Üç strateji, üç model: İşçilerin dış politikası nedir?
Fotoğraf: Envato
Model denilen şey, olmayı istediğimiz şeyi ifade eder. Hangi modeli izleyeceğimiz sorusu hangi rolü oynamak istiyoruz sorusudur. Önümüzde üç model durmaktadır: Mısır-Suudi Arabistan modeli, İran modeli ve Akdeniz modeli. Mısır’da, Suudi Arabistan’da, İran’da işçinin grev hakkı yoktur. Akdeniz modeli bugün Rojava’da, Yunanistan’da, İspanya’da ve Tunus’ta şekillenmeye başlanan modeldir. İşçiler ve dostları bu ülkelerde ciddi siyasi kazanımlar elde etmişlerdir. Gelişmeler bu yöndeyken, Türkiye’de seçimler öncesinde üç dış politika stratejisi vardır:
Birincisi, uluslararası sermayeyle ortak olan büyük burjuvazinin stratejisidir. NATO askeri ittifakında olmayı ve Avrupa Birliği’yle bütünleşmeyi öngörür. O yüzden bu stratejiye Batıcılık diyelim. Buna göre AB reformlarıyla demokrasi düzelecek, ekonomi büyüyecek, refah artacaktır. Avrasyacılık etkisindeki Ecevit ve MHP’yi hükümetten düşürmeyi başaran Batıcılar AKP’yi desteklemiştir. Büyük burjuvazi bunu yaparken devlet desteği sayesinde rekabet gücünü arttırıp, zenginleşen diğer bir burjuva grubunu da iktidara taşımıştır. AKP, burjuvazinin bu iki farklı kuşağının, büyük burjuvaziyle yükselen burjuvazinin ittifakıdır. Burjuvazinin vaadlerinin gerçekleşmesi için Türkiye’nin “orta gelir tuzağı” dedikleri şeyden çıkması, bunun için de katma değer üretebilmesi gerekiyordu. Ancak bu vaatler gerçekleşmemiş refah pastası küçüldükçe en ufak payı alan işçiler açlık sınırına gelmiş, büyük ve yükselen burjuvazi siyasi olarak ayrışmıştır, ülke siyasetinin idaresi de sarsılmıştır.

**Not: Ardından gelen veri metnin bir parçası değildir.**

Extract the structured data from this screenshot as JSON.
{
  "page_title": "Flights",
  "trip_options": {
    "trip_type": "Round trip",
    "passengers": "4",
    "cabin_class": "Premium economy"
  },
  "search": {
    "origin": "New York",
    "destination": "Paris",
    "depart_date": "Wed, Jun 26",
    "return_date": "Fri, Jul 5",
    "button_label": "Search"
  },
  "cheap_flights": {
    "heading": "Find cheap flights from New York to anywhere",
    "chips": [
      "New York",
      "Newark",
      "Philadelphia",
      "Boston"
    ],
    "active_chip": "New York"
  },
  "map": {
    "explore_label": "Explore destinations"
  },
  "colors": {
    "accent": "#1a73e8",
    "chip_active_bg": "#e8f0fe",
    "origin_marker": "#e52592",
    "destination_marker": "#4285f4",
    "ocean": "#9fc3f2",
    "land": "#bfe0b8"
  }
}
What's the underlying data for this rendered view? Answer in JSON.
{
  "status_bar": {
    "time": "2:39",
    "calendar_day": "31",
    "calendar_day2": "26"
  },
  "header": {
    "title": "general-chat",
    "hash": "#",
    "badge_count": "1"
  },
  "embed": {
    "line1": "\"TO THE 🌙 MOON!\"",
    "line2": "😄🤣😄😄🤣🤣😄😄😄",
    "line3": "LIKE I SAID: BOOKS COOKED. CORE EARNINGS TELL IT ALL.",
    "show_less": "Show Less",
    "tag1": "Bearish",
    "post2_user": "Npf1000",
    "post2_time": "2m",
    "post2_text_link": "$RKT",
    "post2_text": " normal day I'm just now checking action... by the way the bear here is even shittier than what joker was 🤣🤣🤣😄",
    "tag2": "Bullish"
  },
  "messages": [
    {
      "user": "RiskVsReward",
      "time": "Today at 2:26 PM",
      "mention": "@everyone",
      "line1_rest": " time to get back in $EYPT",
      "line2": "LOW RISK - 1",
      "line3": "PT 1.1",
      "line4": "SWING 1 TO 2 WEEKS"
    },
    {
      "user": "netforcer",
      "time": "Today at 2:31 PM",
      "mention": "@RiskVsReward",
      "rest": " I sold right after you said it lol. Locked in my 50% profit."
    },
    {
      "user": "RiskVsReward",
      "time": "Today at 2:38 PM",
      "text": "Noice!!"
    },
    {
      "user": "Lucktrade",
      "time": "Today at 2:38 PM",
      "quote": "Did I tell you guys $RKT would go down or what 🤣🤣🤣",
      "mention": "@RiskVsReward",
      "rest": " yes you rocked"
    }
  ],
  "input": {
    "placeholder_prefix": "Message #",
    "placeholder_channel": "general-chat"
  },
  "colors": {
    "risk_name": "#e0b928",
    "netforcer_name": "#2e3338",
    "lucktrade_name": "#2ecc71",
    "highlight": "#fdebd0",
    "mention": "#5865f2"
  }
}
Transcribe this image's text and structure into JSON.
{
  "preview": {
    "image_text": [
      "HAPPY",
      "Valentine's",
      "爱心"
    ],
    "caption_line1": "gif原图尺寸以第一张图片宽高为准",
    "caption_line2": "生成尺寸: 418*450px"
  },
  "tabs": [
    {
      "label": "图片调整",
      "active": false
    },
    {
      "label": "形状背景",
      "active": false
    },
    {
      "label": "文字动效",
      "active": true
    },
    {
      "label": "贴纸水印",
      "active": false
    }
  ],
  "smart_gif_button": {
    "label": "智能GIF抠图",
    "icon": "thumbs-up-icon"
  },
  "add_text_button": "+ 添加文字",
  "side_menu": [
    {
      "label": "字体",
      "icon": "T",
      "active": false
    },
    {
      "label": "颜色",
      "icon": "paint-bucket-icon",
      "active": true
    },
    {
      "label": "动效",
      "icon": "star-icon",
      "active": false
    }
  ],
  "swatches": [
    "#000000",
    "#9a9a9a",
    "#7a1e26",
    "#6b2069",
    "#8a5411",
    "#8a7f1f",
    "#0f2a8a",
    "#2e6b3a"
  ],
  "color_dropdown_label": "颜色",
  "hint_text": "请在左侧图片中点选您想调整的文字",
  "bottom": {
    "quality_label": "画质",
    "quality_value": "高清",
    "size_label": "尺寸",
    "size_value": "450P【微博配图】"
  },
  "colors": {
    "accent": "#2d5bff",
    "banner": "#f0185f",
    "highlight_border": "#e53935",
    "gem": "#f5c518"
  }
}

İkincisi, AB pazarında rekabet gücü olmayan burjuvazinin milliyetçi-ulusalcı ittifakının stratejisidir. Bu strateji Batı’ya karşı Rusya, İran, Çin’le ittifak etmeyi önerir. O yüzden buna Avrasyacılık diyelim. Kendini Batıcı burjuvazi karşısında mazlum hissettikçe, ona karşı müttefik bulmak için emperyalist Batı’ya karşı dünya mazlumlarından bahseder. Ancak mazlumlara nasıl muamele edecekleri Kürtlerin eşitliğini, özgürlüğünü tehdit olarak görmelerinden bellidir. Bunlar aslında bütün işçiler için akıllarından geçen ama açıkça söylemedikleri hakareti, Kürtler için rahatça söylerler: “Onlar uşaktır, Amerikan uşağı”. Bu zihniyet Kürtleri kendi uşağı olarak gören ve “Neden bana değil de başkasına uşaklık ediyor” diye düşünen zihniyettir. Kürtlerin uşaklığı reddetme, özgürleşme azmi, iradesi olduğuna inanamaz. Çünkü milliyetçi hamaset dışında işçiye verebilecek hiçbir şeyi yoktur. Ama bu zihniyet işçiye yabancıdır. İşyerinde her işçinin oyu eşittir. Hiçbir işçi grevde yanyana durduğu kardeşinin birilerinin uşağı olmasını arzu etmez, asla böyle bir hakareti kardeşine karşı etmez, çünkü uşakmış muamelesi yapılmanın ne anlama geldiğini bilir. Sermaye karşısında işçi birliğinin milliyetçilik tarafından bozulacağını bilir. İşçilerin bu zihniyet için ancak hizmete koşacak birer asker olduğunu bilir. Demokrasi vaadiyle gelip, sultan kızıyla evlenip, Almanya imparatoruna hizmet eden Enver’in silah zoruyla cepheye taşıdığı binlerce mazlumun Sarıkamış’ta açlık ve soğuktan nasıl öldüğünü hatırlar. Kışın ortasında mazlumları savaşa sürerken onları nasıl doyuracağını, nasıl soğuktan koruyacağını bile dert edinmemiş bu “sözde mazlum kahramanlar” kendi hedefleri için grev de tatil eder, aç işçiden fedakarlık da bekler, gerekirse onları ölümüne savaşa da sürer. Dillerinden düşmeyen mazlumla ilişkileri budur. İçeride küçülen pasta için süren kavgada düşmeye başlayan yükselen burjuvazinin bir bölümü bunlara katılabilir ve Batıcı-Avrasyacı çekişmesini körükleyebilir. Batıcılığın yolu Mısır’a, Avrasyacılığın yolu İran’a çıkmaktadır.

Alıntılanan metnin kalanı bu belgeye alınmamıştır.